Traffic shaping isn't the only feature/capability OpenBSD with PF has that most commercial SOHO routers don't-

- IDS/IPS (Intrusion Detection and Prevention)
- traffic and performance graphing.
- A/V protection
- DNS server with dynamic DNS
- high-grade site-to-site VPN tunnelling and road-warrior capability
- HA (High Availability) with another firewall
- Spam filter (that works!)
- OS is itself secure, so low likelihood of exploitation.
- OS and applications are regularly updated.

Of course, you have to learn how to install, configure, and maintain the applications that provide the aforementioned functionality, but that's some huge potential.

But I believe the choice is not based on feature-comparison, but rather love of the job- you like OpenBSD/PF for various reasons already and know that it would do the same job and more, so why not use it?

[jggimi]

Little of that is PF, however.

[ai-danno]

Very true. I don't want to bait and switch- I guess the idea is that SOHO routers have zero extensibility, while OBSD firewalls are completely extensible beyond a simple PF NAT Firewall.

[JMJ_coder]

Quote:

Originally Posted by BSDfan666

Note; there is no reason to have both... if that's what you were asking, it would be highly redundant.

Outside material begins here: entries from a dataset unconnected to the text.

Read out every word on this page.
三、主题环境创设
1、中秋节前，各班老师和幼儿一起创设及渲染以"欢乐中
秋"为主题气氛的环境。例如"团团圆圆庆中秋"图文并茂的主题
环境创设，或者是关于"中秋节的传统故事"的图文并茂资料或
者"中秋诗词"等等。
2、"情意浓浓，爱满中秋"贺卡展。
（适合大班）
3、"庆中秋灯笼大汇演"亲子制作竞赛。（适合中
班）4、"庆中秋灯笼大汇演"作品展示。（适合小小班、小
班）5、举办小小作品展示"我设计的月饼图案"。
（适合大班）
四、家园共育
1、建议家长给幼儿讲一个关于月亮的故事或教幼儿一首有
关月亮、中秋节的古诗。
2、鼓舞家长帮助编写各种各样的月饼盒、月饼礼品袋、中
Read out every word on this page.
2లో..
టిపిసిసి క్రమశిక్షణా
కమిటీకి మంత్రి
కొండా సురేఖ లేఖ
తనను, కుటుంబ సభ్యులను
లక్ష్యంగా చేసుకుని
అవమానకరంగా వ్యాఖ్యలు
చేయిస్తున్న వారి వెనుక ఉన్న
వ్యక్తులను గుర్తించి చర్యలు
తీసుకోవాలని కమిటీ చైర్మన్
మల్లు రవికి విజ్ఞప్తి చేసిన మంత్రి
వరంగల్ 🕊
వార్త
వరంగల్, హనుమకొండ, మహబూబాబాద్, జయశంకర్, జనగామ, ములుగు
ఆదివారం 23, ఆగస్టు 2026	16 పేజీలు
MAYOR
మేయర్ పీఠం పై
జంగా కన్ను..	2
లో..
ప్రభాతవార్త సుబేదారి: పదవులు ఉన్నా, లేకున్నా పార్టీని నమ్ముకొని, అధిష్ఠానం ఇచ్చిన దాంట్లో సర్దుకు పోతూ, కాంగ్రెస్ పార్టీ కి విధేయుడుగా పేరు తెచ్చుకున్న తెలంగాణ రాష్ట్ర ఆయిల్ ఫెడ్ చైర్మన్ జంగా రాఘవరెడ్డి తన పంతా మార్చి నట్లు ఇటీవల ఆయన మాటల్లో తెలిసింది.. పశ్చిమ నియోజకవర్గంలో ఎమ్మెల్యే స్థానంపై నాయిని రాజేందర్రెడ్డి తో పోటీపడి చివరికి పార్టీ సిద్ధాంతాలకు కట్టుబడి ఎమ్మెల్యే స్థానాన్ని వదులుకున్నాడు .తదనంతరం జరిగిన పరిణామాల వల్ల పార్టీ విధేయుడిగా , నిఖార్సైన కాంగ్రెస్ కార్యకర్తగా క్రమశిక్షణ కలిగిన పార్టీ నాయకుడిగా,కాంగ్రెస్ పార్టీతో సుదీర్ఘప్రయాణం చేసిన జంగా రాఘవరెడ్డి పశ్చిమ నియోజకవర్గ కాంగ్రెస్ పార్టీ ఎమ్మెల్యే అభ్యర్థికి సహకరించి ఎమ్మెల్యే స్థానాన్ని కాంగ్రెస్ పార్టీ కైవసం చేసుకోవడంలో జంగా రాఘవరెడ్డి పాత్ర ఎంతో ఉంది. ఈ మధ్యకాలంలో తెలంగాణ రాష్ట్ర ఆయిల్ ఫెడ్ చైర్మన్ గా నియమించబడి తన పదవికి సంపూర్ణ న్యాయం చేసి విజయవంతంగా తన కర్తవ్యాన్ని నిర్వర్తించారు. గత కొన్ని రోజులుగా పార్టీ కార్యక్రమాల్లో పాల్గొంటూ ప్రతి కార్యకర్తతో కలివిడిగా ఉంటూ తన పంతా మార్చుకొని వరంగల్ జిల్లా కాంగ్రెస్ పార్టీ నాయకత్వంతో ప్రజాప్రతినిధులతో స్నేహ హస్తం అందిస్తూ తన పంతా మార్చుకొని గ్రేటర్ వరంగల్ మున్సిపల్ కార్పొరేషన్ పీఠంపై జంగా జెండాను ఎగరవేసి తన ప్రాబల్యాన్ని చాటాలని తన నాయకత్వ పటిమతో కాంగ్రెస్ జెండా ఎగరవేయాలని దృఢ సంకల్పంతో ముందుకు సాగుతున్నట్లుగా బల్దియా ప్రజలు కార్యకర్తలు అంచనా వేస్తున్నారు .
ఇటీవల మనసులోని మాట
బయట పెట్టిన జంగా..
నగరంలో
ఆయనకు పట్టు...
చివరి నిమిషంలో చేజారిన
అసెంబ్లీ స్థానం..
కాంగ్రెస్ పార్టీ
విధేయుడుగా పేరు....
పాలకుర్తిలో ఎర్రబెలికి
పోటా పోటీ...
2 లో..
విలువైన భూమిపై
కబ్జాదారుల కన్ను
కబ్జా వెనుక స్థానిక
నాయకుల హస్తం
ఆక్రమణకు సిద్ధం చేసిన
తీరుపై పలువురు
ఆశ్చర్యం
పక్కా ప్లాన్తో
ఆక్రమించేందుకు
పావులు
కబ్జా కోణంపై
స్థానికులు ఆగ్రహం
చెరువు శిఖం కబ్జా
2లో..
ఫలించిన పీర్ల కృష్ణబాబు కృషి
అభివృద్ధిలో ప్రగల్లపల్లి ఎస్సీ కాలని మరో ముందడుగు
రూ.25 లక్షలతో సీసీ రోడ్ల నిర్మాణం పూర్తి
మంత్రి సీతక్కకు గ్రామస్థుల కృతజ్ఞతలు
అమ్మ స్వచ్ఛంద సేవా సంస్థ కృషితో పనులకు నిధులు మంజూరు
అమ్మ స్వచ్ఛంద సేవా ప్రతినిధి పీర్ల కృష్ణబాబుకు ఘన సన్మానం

But, would it affect network performance?

[ai-danno]

Quote:

Originally Posted by JMJ_coder

But, would it affect network performance?

Not at average residential speeds. As a real-world example, here's my current setup-

- L2 unmanaged switch
- ADSL router with NAT (connected to switch and ISP)
- Desktop (connected to switch)
- OBSD box (connected to switch)


The Desktop gets a DHCP address (MAC-controlled) from the OBSD box that points it to the OBSD box for routing. The OBSD box is just a one-armed (single nic) NAT translator. The OBSD box picks up the packets from the Desktop, translates and filters them, then routes them out to the ADSL router, which NATs the packets one more time before routing them on to my ISP.

It's not the most network-efficient setup- but I have seen zero performance problems. I will eventually scale down what the ADSL router does in favor of the OBSD box (read: PPOE, NAT) and re-do the OBSD box with two nics, but for now, it's fine.

The OBSD box also fulfills the following functions with no discernible network latency-

- Cacti graphing
- DNS
- NTP
- IDS (with Snort/BASE)
- web server
- db server

... and will soon take on VPN services and IPS (snort2c). All with no network performance issues at all so far.